The Polish Supreme Court found that according to Art. 3989 § 1 of the Polish Civil Procedure Code (the ‘PCPC’), the Polish Supreme Court allows a cassation appeal, only if there is a significant legal question in the case, there is a need for interpretation of legal provisions which cause serious doubts or discrepancies in case law, proceedings are invalid or the cassation appeal is clearly justified.
In the cassation appeal, the claimants argued that there was a need for interpretation of Art. 1206 § 2 point 2 of the PCPC in connection with Art. 481 of the Polish Civil Code, i.e. that the Polish Supreme Court should answer the question whether a refusal of an arbitral tribunal to award statutory interest for a period in which it had already been due may constitute an infringement of the public policy clause. The Polish Supreme Court stated that the legal problems raised in the cassation appeal were essentially direct questions concerning this particular case, moreover, they were completely different from the establishments concerning the interest rate and limitation of a part of the claims presented by both the arbitral tribunal and the Court of Appeal. In the opinion of the Polish Supreme Court, the claimants’ arguments, although reasoned extensively, were not convincing that there were serious and significant legal doubts which were impossible to remove by applying the existing case law of the Polish Supreme Court and doctrine. Due to the fact that Art. 1206 § 2 point 2 of the PCPC, which was raised by the claimants, had been interpreted many times by the Polish Supreme Court, there was no real need for reference to this provision once again.

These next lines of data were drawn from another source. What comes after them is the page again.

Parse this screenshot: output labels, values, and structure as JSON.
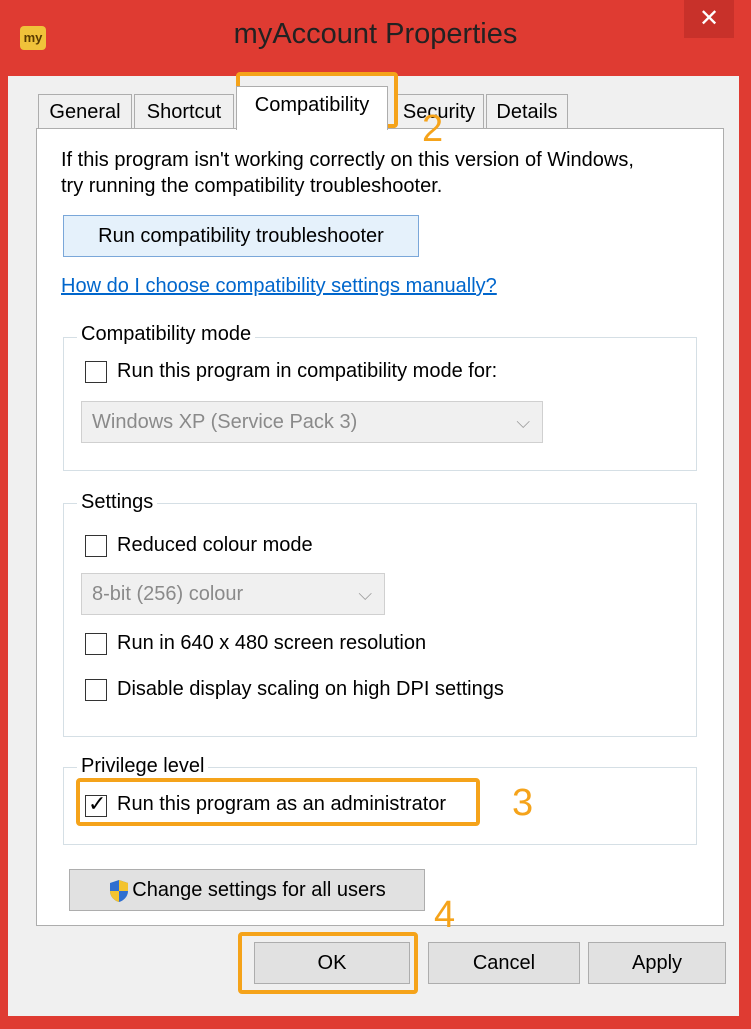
{
  "window": {
    "title": "myAccount Properties",
    "app_icon_text": "my",
    "close_glyph": "✕"
  },
  "tabs": [
    {
      "label": "General"
    },
    {
      "label": "Shortcut"
    },
    {
      "label": "Compatibility",
      "active": true
    },
    {
      "label": "Security"
    },
    {
      "label": "Details"
    }
  ],
  "intro": {
    "line1": "If this program isn't working correctly on this version of Windows,",
    "line2": "try running the compatibility troubleshooter.",
    "run_troubleshooter_label": "Run compatibility troubleshooter",
    "help_link": "How do I choose compatibility settings manually?"
  },
  "compat_mode": {
    "group_label": "Compatibility mode",
    "checkbox_label": "Run this program in compatibility mode for:",
    "checked": false,
    "select_value": "Windows XP (Service Pack 3)"
  },
  "settings": {
    "group_label": "Settings",
    "reduced_colour_label": "Reduced colour mode",
    "reduced_colour_checked": false,
    "colour_select_value": "8-bit (256) colour",
    "res640_label": "Run in 640 x 480 screen resolution",
    "res640_checked": false,
    "dpi_label": "Disable display scaling on high DPI settings",
    "dpi_checked": false
  },
  "privilege": {
    "group_label": "Privilege level",
    "admin_label": "Run this program as an administrator",
    "admin_checked": true
  },
  "change_all_users_label": "Change settings for all users",
  "footer": {
    "ok_label": "OK",
    "cancel_label": "Cancel",
    "apply_label": "Apply"
  },
  "annotations": {
    "step2": "2",
    "step3": "3",
    "step4": "4",
    "highlight_color": "#f5a31a"
  },
  "icons": {
    "chevron": "⌵",
    "check": "✓"
  }
}
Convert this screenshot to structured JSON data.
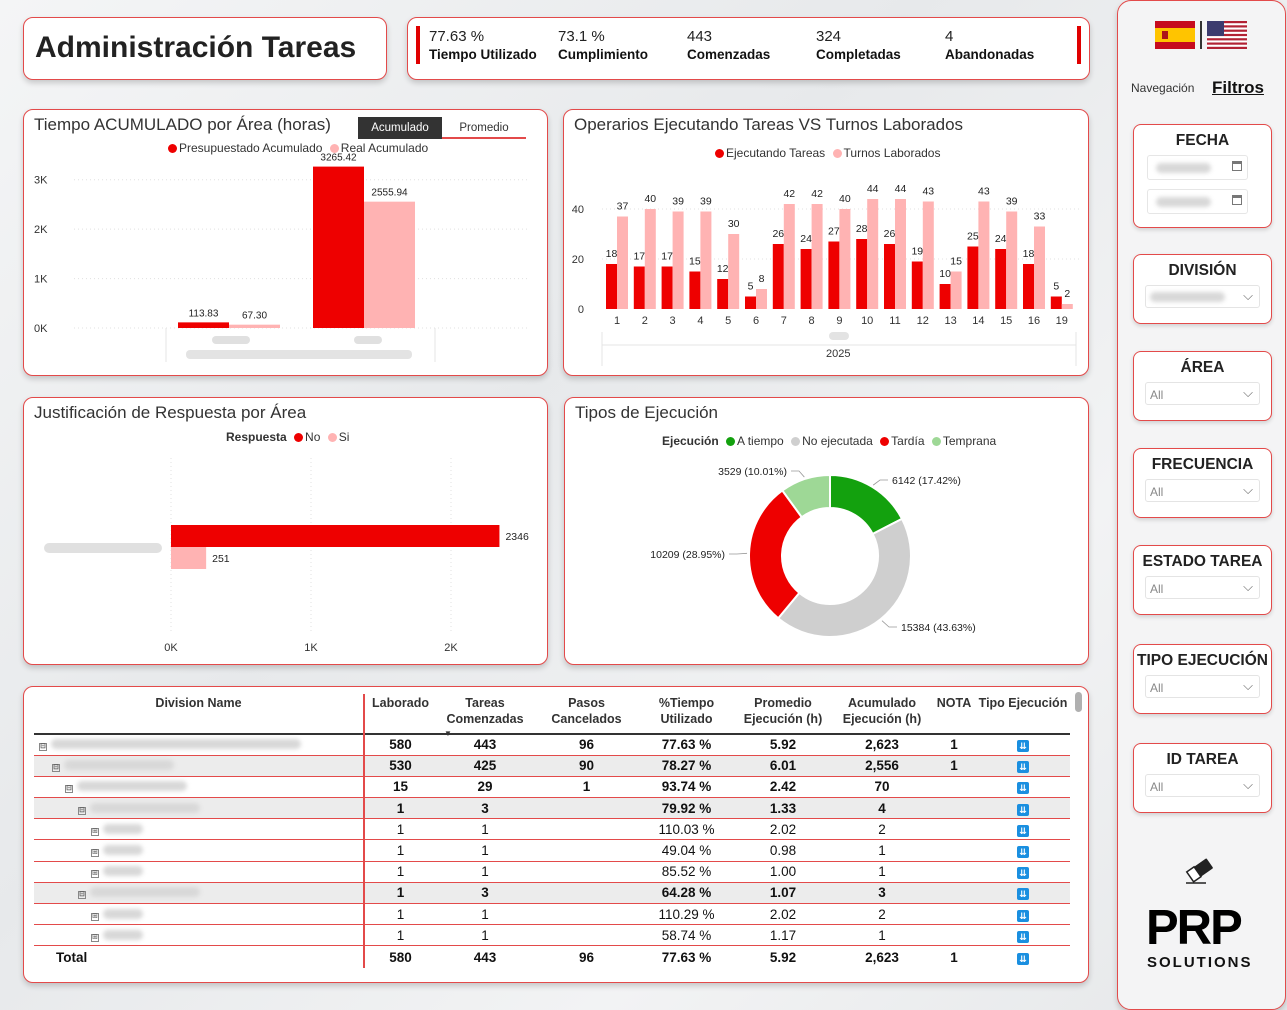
{
  "header": {
    "title": "Administración Tareas"
  },
  "kpis": [
    {
      "value": "77.63 %",
      "label": "Tiempo Utilizado"
    },
    {
      "value": "73.1 %",
      "label": "Cumplimiento"
    },
    {
      "value": "443",
      "label": "Comenzadas"
    },
    {
      "value": "324",
      "label": "Completadas"
    },
    {
      "value": "4",
      "label": "Abandonadas"
    }
  ],
  "panel": {
    "nav_label": "Navegación",
    "filters_label": "Filtros",
    "filters": [
      {
        "title": "FECHA"
      },
      {
        "title": "DIVISIÓN",
        "value": ""
      },
      {
        "title": "ÁREA",
        "value": "All"
      },
      {
        "title": "FRECUENCIA",
        "value": "All"
      },
      {
        "title": "ESTADO TAREA",
        "value": "All"
      },
      {
        "title": "TIPO EJECUCIÓN",
        "value": "All"
      },
      {
        "title": "ID TAREA",
        "value": "All"
      }
    ],
    "logo": {
      "brand": "PRP",
      "sub": "SOLUTIONS"
    },
    "colors": {
      "spain_red": "#c60b1e",
      "spain_yellow": "#ffc400",
      "usa_blue": "#3c3b6e",
      "usa_red": "#b22234"
    }
  },
  "chart1": {
    "title": "Tiempo ACUMULADO por Área (horas)",
    "tabs": [
      "Acumulado",
      "Promedio"
    ],
    "legend": [
      "Presupuestado Acumulado",
      "Real Acumulado"
    ]
  },
  "chart2": {
    "title": "Operarios Ejecutando Tareas VS Turnos Laborados",
    "legend": [
      "Ejecutando Tareas",
      "Turnos Laborados"
    ],
    "year": "2025"
  },
  "chart3": {
    "title": "Justificación de Respuesta por Área",
    "legend_title": "Respuesta",
    "legend": [
      "No",
      "Si"
    ]
  },
  "chart4": {
    "title": "Tipos de Ejecución",
    "legend_title": "Ejecución",
    "legend": [
      "A tiempo",
      "No ejecutada",
      "Tardía",
      "Temprana"
    ]
  },
  "chart_data": [
    {
      "type": "bar",
      "title": "Tiempo ACUMULADO por Área (horas)",
      "categories": [
        "",
        ""
      ],
      "series": [
        {
          "name": "Presupuestado Acumulado",
          "values": [
            113.83,
            3265.42
          ],
          "labels": [
            "113.83",
            "3265.42"
          ],
          "color": "#ee0000"
        },
        {
          "name": "Real Acumulado",
          "values": [
            67.3,
            2555.94
          ],
          "labels": [
            "67.30",
            "2555.94"
          ],
          "color": "#ffb3b3"
        }
      ],
      "yticks": [
        "0K",
        "1K",
        "2K",
        "3K"
      ],
      "ylim": [
        0,
        3500
      ]
    },
    {
      "type": "bar",
      "title": "Operarios Ejecutando Tareas VS Turnos Laborados",
      "categories": [
        "1",
        "2",
        "3",
        "4",
        "5",
        "6",
        "7",
        "8",
        "9",
        "10",
        "11",
        "12",
        "13",
        "14",
        "15",
        "16",
        "19"
      ],
      "series": [
        {
          "name": "Ejecutando Tareas",
          "values": [
            18,
            17,
            17,
            15,
            12,
            5,
            26,
            24,
            27,
            28,
            26,
            19,
            10,
            25,
            24,
            18,
            5
          ],
          "color": "#ee0000"
        },
        {
          "name": "Turnos Laborados",
          "values": [
            37,
            40,
            39,
            39,
            30,
            8,
            42,
            42,
            40,
            44,
            44,
            43,
            15,
            43,
            39,
            33,
            2
          ],
          "color": "#ffb3b3"
        }
      ],
      "yticks": [
        "0",
        "20",
        "40"
      ],
      "ylim": [
        0,
        50
      ]
    },
    {
      "type": "bar",
      "orientation": "horizontal",
      "title": "Justificación de Respuesta por Área",
      "categories": [
        ""
      ],
      "series": [
        {
          "name": "No",
          "values": [
            2346
          ],
          "color": "#ee0000"
        },
        {
          "name": "Si",
          "values": [
            251
          ],
          "color": "#ffb3b3"
        }
      ],
      "xticks": [
        "0K",
        "1K",
        "2K"
      ],
      "xlim": [
        0,
        2500
      ]
    },
    {
      "type": "pie",
      "title": "Tipos de Ejecución",
      "slices": [
        {
          "name": "A tiempo",
          "value": 6142,
          "label": "6142 (17.42%)",
          "color": "#13a10e"
        },
        {
          "name": "No ejecutada",
          "value": 15384,
          "label": "15384 (43.63%)",
          "color": "#cfcfcf"
        },
        {
          "name": "Tardía",
          "value": 10209,
          "label": "10209 (28.95%)",
          "color": "#ee0000"
        },
        {
          "name": "Temprana",
          "value": 3529,
          "label": "3529 (10.01%)",
          "color": "#9ed896"
        }
      ]
    }
  ],
  "table": {
    "headers": [
      "Division Name",
      "Laborado",
      "Tareas Comenzadas",
      "Pasos Cancelados",
      "%Tiempo Utilizado",
      "Promedio Ejecución (h)",
      "Acumulado Ejecución (h)",
      "NOTA",
      "Tipo Ejecución"
    ],
    "rows": [
      {
        "level": 0,
        "exp": "⊟",
        "name": "",
        "bold": true,
        "shade": false,
        "cells": [
          "580",
          "443",
          "96",
          "77.63 %",
          "5.92",
          "2,623",
          "1"
        ]
      },
      {
        "level": 1,
        "exp": "⊟",
        "name": "",
        "bold": true,
        "shade": true,
        "cells": [
          "530",
          "425",
          "90",
          "78.27 %",
          "6.01",
          "2,556",
          "1"
        ]
      },
      {
        "level": 2,
        "exp": "⊟",
        "name": "",
        "bold": true,
        "shade": false,
        "cells": [
          "15",
          "29",
          "1",
          "93.74 %",
          "2.42",
          "70",
          ""
        ]
      },
      {
        "level": 3,
        "exp": "⊟",
        "name": "",
        "bold": true,
        "shade": true,
        "cells": [
          "1",
          "3",
          "",
          "79.92 %",
          "1.33",
          "4",
          ""
        ]
      },
      {
        "level": 4,
        "exp": "⊞",
        "name": "",
        "bold": false,
        "shade": false,
        "cells": [
          "1",
          "1",
          "",
          "110.03 %",
          "2.02",
          "2",
          ""
        ]
      },
      {
        "level": 4,
        "exp": "⊞",
        "name": "",
        "bold": false,
        "shade": false,
        "cells": [
          "1",
          "1",
          "",
          "49.04 %",
          "0.98",
          "1",
          ""
        ]
      },
      {
        "level": 4,
        "exp": "⊞",
        "name": "",
        "bold": false,
        "shade": false,
        "cells": [
          "1",
          "1",
          "",
          "85.52 %",
          "1.00",
          "1",
          ""
        ]
      },
      {
        "level": 3,
        "exp": "⊟",
        "name": "",
        "bold": true,
        "shade": true,
        "cells": [
          "1",
          "3",
          "",
          "64.28 %",
          "1.07",
          "3",
          ""
        ]
      },
      {
        "level": 4,
        "exp": "⊞",
        "name": "",
        "bold": false,
        "shade": false,
        "cells": [
          "1",
          "1",
          "",
          "110.29 %",
          "2.02",
          "2",
          ""
        ]
      },
      {
        "level": 4,
        "exp": "⊞",
        "name": "",
        "bold": false,
        "shade": false,
        "cells": [
          "1",
          "1",
          "",
          "58.74 %",
          "1.17",
          "1",
          ""
        ]
      }
    ],
    "total": {
      "label": "Total",
      "cells": [
        "580",
        "443",
        "96",
        "77.63 %",
        "5.92",
        "2,623",
        "1"
      ]
    }
  }
}
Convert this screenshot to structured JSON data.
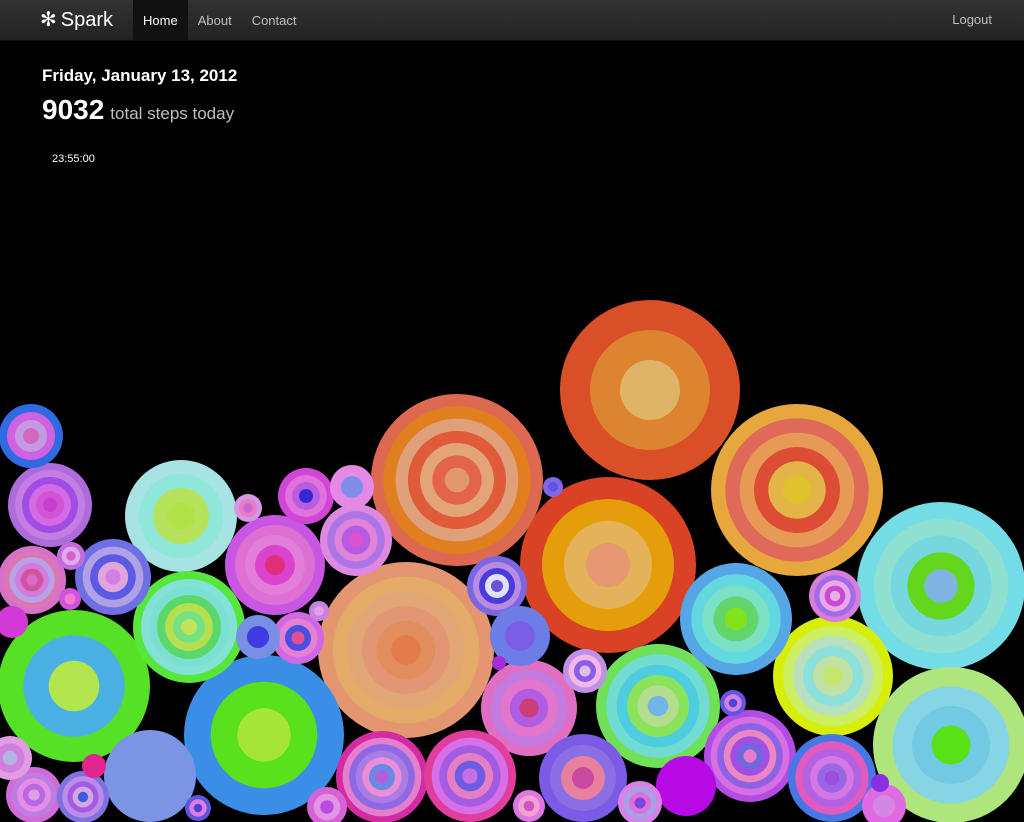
{
  "brand": {
    "name": "Spark",
    "icon": "asterisk-icon"
  },
  "nav": {
    "items": [
      {
        "label": "Home",
        "active": true
      },
      {
        "label": "About",
        "active": false
      },
      {
        "label": "Contact",
        "active": false
      }
    ],
    "logout_label": "Logout"
  },
  "summary": {
    "date": "Friday, January 13, 2012",
    "steps": "9032",
    "steps_label": "total steps today",
    "time": "23:55:00"
  },
  "colors": {
    "background": "#000000",
    "navbar": "#222222",
    "nav_active": "#111111",
    "nav_text": "#bfbfbf"
  }
}
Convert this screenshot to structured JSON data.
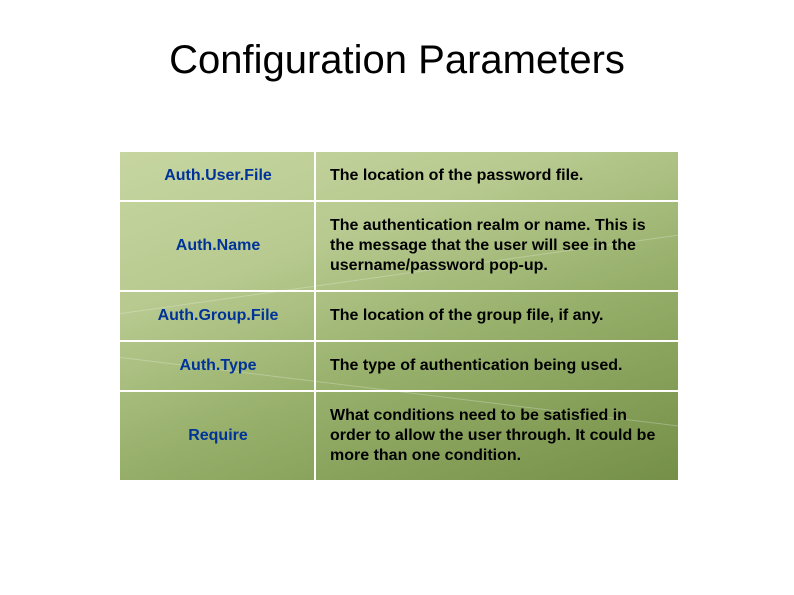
{
  "title": "Configuration Parameters",
  "rows": [
    {
      "key": "Auth.User.File",
      "desc": "The location of the password file."
    },
    {
      "key": "Auth.Name",
      "desc": "The authentication realm or name. This is the message that the user will see in the username/password pop-up."
    },
    {
      "key": "Auth.Group.File",
      "desc": "The location of the group file, if any."
    },
    {
      "key": "Auth.Type",
      "desc": "The type of authentication being used."
    },
    {
      "key": "Require",
      "desc": "What conditions need to be satisfied in order to allow the user through. It could be more than one condition."
    }
  ]
}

It is worth noting that in this order the Polish Supreme Court made a reference to, among other things, the followings rulings: dated 21 December 2004, Case No. I CK 405/04, dated 8 December 2006, Case No. V CSK 321/06, dated 11 May 2007, Case No. I CSK 82/07, dated 3 September 2009, Case No. I CSK 53/09, dated 15 May 2014, Case No. II CSK 557/13.
Excerpts from the text of the court ruling:
1. [I]n proceedings initiated by a petition to set aside an arbitration award (…) a state court does not examine the accuracy of the assessment of evidence taken by an arbitral tribunal, the correctness of factual findings, the accuracy of interpretation or application of rules of the substantive law; a state court does not assess the accuracy of a specific method of resolving a litigious legal relationship by an arbitral tribunal (…).
2. The essence of a petition to set aside an arbitration award is to create a control mechanism which respects, on the one hand, the distinctiveness and autonomy of arbitration, on the other hand, prevents functioning of arbitration awards which are in breach of the rule of law in the legal order.
3. The proceedings initiated by a petition to set aside an arbitration award do not lead to a substantive re-examination of the dispute between the parties, (…) but the aim of these proceedings is only to verify the claims of the petitioner concerning the statutory grounds for setting aside an arbitration award cited in the petition.